Hypothesis test, correlation and regression

Topic B2 Hypothesis tests For each test remember to state the hypotheses formally, obtain the test statistic and critical value and state your conclusion in terms of the business problem.

Initially use a significance level (alpha) of 0.05 unless told otherwise

Q1.  Test for Mean.

For each particulate PM10 and PM2.5 carry out a t-test using the null hypothesis that the mean concentration = 6 μg/m3.                                         

For each t-test determine the p-value and comment on its meaning.

Note that this is TWO separate t-tests each for a single mean. [Another use of the t-test is to compare two means but you are not asked to do this here].

There will be TWO means and TWO standard deviations.
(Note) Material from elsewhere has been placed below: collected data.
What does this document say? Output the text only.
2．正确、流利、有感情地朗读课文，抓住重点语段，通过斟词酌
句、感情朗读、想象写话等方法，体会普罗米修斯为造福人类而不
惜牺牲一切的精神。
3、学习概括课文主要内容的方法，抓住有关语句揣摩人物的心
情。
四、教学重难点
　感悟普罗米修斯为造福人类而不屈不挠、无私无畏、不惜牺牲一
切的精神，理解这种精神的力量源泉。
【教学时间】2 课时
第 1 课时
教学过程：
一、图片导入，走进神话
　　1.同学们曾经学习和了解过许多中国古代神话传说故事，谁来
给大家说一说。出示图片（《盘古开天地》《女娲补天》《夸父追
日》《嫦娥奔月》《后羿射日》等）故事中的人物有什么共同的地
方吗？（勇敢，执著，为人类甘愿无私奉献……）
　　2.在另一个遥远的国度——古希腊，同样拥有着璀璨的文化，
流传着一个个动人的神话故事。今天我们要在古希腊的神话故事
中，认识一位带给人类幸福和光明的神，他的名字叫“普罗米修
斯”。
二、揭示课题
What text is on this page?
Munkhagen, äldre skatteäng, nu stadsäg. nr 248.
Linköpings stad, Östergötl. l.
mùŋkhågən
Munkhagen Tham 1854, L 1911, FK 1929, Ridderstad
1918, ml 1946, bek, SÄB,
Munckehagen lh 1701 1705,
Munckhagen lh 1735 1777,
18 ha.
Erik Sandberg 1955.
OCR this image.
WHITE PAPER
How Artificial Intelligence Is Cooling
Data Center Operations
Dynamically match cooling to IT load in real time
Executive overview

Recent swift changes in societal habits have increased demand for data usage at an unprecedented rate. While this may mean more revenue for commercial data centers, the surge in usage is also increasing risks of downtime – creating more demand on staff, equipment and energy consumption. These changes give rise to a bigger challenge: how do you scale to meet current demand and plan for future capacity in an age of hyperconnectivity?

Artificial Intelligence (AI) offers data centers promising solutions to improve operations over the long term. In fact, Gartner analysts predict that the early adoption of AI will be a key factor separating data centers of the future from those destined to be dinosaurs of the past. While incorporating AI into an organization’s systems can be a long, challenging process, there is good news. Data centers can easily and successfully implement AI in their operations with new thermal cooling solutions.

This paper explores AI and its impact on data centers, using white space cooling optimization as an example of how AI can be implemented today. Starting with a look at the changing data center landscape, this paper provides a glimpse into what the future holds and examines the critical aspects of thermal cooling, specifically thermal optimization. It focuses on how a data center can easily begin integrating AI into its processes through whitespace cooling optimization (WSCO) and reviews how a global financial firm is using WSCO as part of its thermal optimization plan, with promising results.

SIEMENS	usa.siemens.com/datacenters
This is similar to some examples in the notes. You should comment on the validity of the test – revise the assumptions required for the t-test.

Our null hypothesis is that the mean is equal to a specific value:   “using the null hypothesis that the mean concentration = 6 μg/m3.”

The alternate hypothesis is that it is NOT 6, so we could reject the null in EITHER direction (The actual figure could be higher or lower than 6).

This makes it a TWO tail test.

Be critical and question it by all means but still carry out the test!

 

Q2.     Test for association.

Carry out a chi-squared test to determine whether the level of concentration of PM10 is independent of the region of the city. (20 marks)

Determine the p-value and comment on its meaning.

Your are given the data in the form of a two-dimensional frequency table (rows and columns).

These are the observed values. You need to calculate expected values. This is similar to examples in the notes but be careful as the size and shape of the tables is different.

Once you have both the  observed and expected values you can use CHISQ.TEST to obtain the p-value directly.

Topic B3 Correlation and Regression

Calculated values for SLOPE, INTERCEPT and Rusing Excel functions should match those on the Scatter Graph (apart from rounding).

It is important to comment on any apparent relationship and whether it may be significant. The above calculations will NOT be able to tell you how significant it is, so initially make an intuitive judgement.

[p-value IS NOT REQUIRED FOR THE EXERCISE, but obtain it if you wish: 

For a measure of significance you would need the p-value which can be obtained using the Data Analysis – Regression add-in feature.